Weird Sister, the debut album from punk poppers Joanna Gruesome, crashes onto your stereo with brash self-assuredness and a tumbling riff that gently but firmly demands attention.
Anti-Parent Cowboy Killers starts with Alanna McArdle’s soft, dreamy but upbeat vocal. Her voice in the verse, and elsewhere on the album, juxtaposes nicely when words break through the ethereal haze and undeniably dark, occasionally dumb, but always viscerally real themes settle around your shoulders.
But this is a sugar-coated punk pill and the chorus on this first track is a delicious gob of intent, fulfilled over the subsequent songs. Throughout the album’s 30 minute run we get plenty of these Jekyll and Hyde skirmishes as pop vocals tussle with hardcore riffs and beats. This is not a fight for superiority though, not a battle where only one can be held victorious.
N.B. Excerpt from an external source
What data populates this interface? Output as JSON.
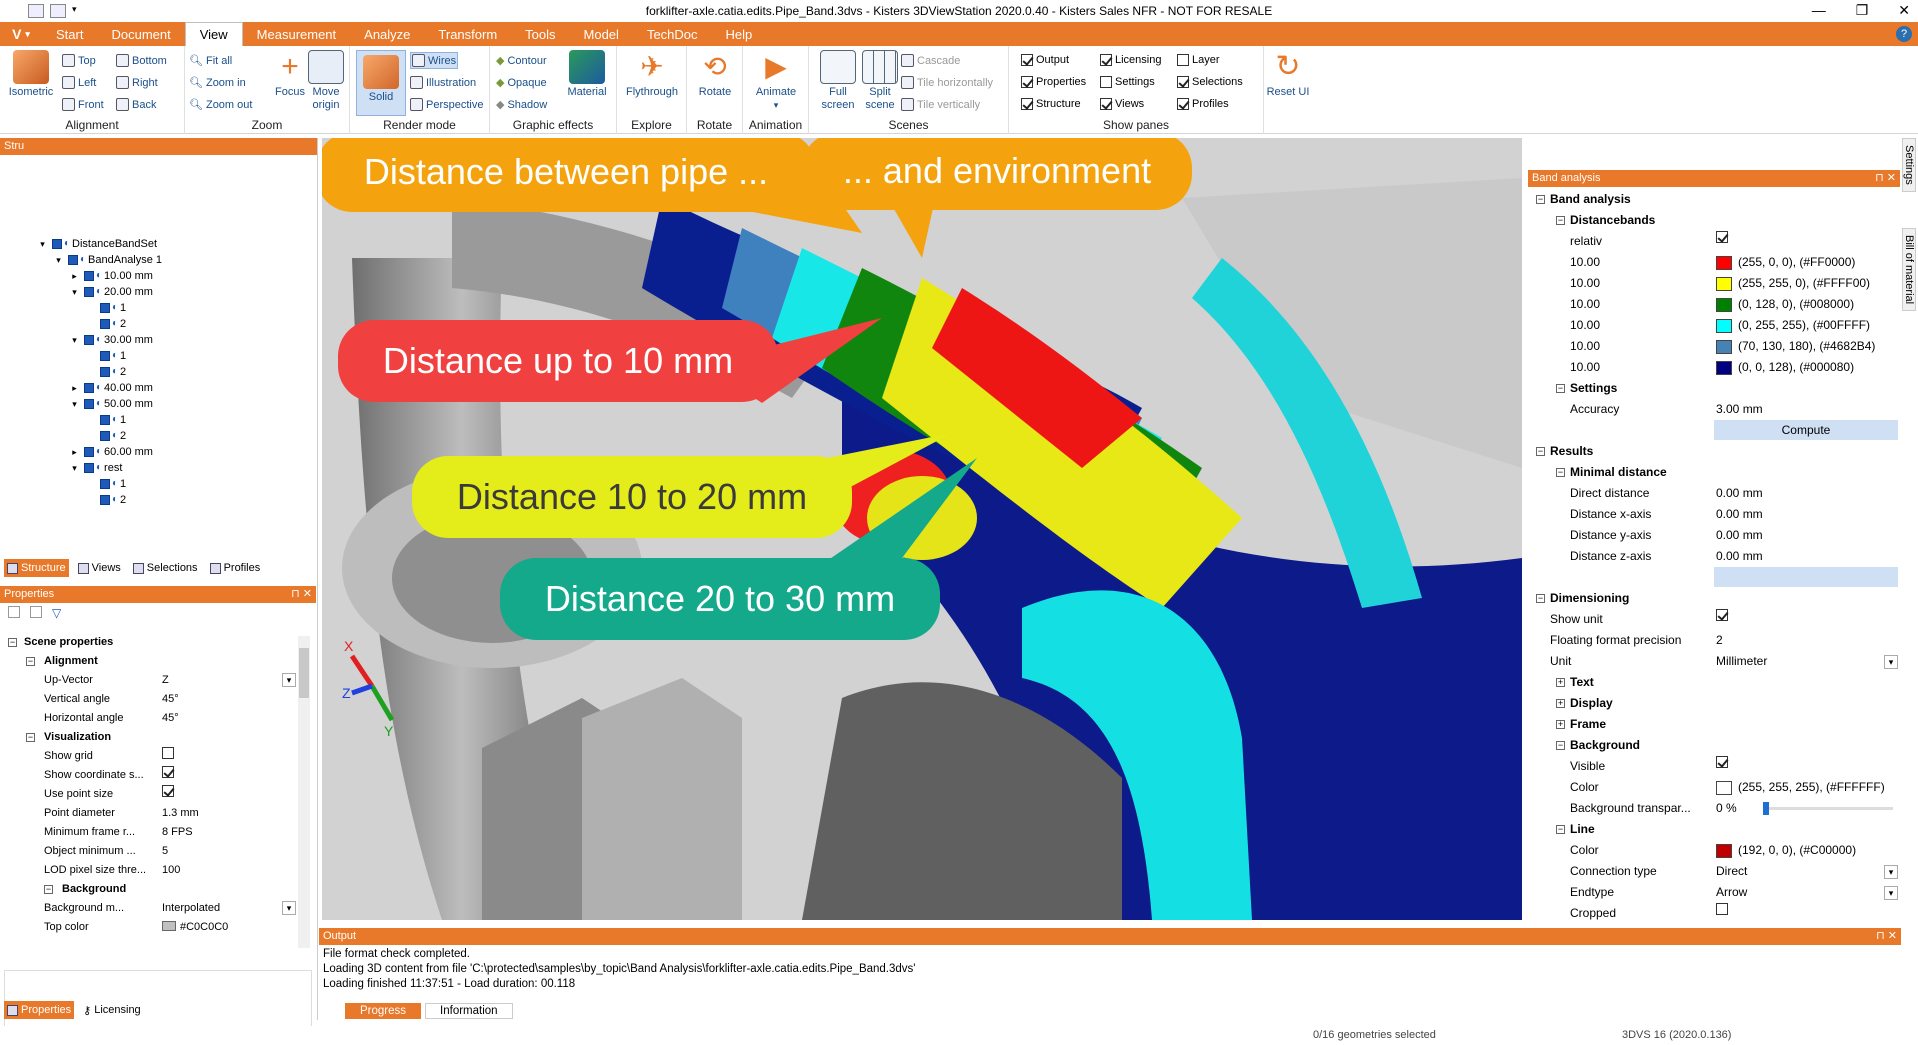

Rather, this is the twisting and turning of a prismatic sound, different facets reflecting influence and style as they come to the fore but all part of the same glorious gem.
Second track Sugarcrush speeds through – rhythm and guitar whirring at breakneck pace. If you’ve yet to catch this band live, this track, more than any other on the album, comes closest to delivering that experience. Fast, furious and frankly fantastic.
It’s also the first point at which the mix of the album falls a little short with backbeat lower than it deserves. But it’s a minor quibble, and one that won’t register with many who’ll be too lost in the sound to care that the lo-fi aesthetic has been carried through in that way.
Wussy Void, Madison and Lemonade Grrrl all power through, variations on the definite style being set by the band.
All through the record are plenty of strong musical touch points from REM to MBV, Huggy Bear to Bis, Far to The Smiths. One of the most unexpected, but perfectly sensible, is Splendora, best remembered (by those of us older enough to) for the theme tune to MTV’s Daria animation. And it’s not just the shared sound but a little of the ethos too. Joanna Gruesome, like the cartoon’s protagonist, as an outsider, a realist, the cynic unable to deny their own heart.
The pound and chime of Candy is a pirouetting elephant of a melody. It dances fancifully but forcefully behind the girl/boy vocals and stands aside for a military drumbeat to break through. The song quickly climaxes in a woozy melt of sound before giving way to the punchy punk pop of Graveyard.
Closer Satan signs off the debut with a gently-strummed lullaby that breaks out into an undulating, glowing chorus before simmering down and quietly switching off the album’s light. It’s exactly how this half hour of punk pop power needs to end; an intake of breath before hitting play for another listen.
This is a fairytale of an album – shimmering surface sounds but a smart and sinister undertone. An intelligent, emotional and assured debut from a band that without arrogance or disdain don’t care for your approval but are methodically, creatively getting on with their work.
A blistering first record from a band set to take their rightful place in indie history.
Joanna Gruesome have postponed their scheduled live dates while Alanna McArdle continues to recover from a recent surgery.